Seit 15 Jahren geht der Erlös des Walking- und Nordic-Walking-Silvesterlaufes des FV Durbach-Ebersweier an die Aktion »Leser helfen«. Weshalb der Silvesterlauf über eine derart lange Distanz in jedem Jahr erfolgreicher wird, erklärt Organisator Helmut Rößler.

Durbach-Ebersweier. Keine Frage, zuerst ist diese Veranstaltung eine sportliche Leistung.

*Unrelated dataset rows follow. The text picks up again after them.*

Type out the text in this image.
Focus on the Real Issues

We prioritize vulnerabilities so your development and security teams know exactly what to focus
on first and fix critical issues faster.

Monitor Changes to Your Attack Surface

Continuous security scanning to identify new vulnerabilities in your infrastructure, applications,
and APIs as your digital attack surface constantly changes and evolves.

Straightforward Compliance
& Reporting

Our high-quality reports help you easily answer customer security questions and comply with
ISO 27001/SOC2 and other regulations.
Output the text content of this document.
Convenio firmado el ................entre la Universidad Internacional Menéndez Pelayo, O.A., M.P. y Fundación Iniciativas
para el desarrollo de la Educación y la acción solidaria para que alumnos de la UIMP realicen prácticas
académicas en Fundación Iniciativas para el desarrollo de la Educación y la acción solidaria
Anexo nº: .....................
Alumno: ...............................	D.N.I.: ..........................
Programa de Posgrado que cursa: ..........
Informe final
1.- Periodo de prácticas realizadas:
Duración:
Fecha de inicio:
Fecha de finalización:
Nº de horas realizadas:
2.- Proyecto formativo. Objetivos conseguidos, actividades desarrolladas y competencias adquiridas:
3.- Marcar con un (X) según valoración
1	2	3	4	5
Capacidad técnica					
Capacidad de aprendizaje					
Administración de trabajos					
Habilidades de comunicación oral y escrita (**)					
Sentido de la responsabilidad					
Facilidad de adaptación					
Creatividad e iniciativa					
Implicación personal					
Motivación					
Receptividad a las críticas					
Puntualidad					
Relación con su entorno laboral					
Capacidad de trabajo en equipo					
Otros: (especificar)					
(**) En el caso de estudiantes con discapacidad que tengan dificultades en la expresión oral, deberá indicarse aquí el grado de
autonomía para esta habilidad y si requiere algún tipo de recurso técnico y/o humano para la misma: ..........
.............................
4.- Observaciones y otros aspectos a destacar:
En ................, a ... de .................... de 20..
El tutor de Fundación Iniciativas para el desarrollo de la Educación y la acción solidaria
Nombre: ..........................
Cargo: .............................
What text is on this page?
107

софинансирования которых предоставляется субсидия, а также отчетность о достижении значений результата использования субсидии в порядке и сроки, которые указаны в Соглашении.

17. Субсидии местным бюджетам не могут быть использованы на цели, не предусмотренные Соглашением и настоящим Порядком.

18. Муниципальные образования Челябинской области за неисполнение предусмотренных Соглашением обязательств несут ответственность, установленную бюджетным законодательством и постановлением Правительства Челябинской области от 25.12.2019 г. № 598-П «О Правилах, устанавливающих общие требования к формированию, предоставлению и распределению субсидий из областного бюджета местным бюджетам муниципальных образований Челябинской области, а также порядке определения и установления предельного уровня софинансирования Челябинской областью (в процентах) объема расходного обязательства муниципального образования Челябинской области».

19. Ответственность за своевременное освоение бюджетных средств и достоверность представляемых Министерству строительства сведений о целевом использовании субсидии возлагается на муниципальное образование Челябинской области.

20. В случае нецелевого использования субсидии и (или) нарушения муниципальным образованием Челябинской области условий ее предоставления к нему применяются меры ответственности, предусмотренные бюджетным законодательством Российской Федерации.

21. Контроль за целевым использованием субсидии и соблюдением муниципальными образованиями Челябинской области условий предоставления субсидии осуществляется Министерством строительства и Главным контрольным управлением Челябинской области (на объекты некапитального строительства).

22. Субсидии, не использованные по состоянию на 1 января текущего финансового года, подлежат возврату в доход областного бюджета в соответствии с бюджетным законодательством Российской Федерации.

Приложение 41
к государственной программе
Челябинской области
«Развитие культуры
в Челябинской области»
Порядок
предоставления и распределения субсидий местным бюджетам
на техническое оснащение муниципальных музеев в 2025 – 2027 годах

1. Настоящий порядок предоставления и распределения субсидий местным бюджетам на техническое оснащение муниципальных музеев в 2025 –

Denn beim Silvesterlauf der Walkinggruppe des FV Ebersweier wird der Erlös für »Leser helfen« mit Beinarbeit erwirtschaftet. Die Strecke ist anspruchsvoll mit Steigungen und Gefälle. Doch je nach Fitness können die Teilnehmer eine Vier-, Sechs- oder Sieben-
Kilometer-Route auswählen. Das Startgeld, jeweils fünf Euro, fließt in den Spendentopf.

In diesem Jahr lässt die Walkinggruppe die Sache bereits zum 15. Mal in Folge steigen. Und damit ist sie die treueste »Leser helfen«-Gruppe. Rund 10 000 Euro sind bislang zugunsten der sozialen Projekte erlaufen worden, bilanziert Organisator Helmut Rößler. Der 64-Jährige kann rechnen, er ist im Hauptberuf der Kämmerer der Gemeinde Durbach.

Die Walkinggruppe entstand 1998 im Fußballverein Ebersweier. Von Beginn an ging der Erlös des Silvesterspektakels an soziale Einrichtungen, seit 2002 an »Leser helfen«. Helmut Rößler sagt: »Wir fühlen uns angesprochen, hier finanzielle Unterstützung zu leisten.« Welche Ausdauer braucht es, die Leute über eine derart lange Distanz bei Stange zu halten?

Fester Helferkern

Kein Problem, erklärt Chefmotivator Rößler: »Wir sind ein fester Kern von etwa zehn Helfern, und nicht zuletzt organisiert meine Frau Monika die Logistik des Lauftages.« Zudem sei das Silvesterwalking ein Selbstläufer geworden, freut er sich. Waren es zu Beginn etwa 40, treffen sich heute bis zu 150 Spendenläufer. Um Rekorde, sportliche oder finanzielle, geht es nicht, versichert Rößler. Das olympische Motto zähle, »dabei sein ist alles«.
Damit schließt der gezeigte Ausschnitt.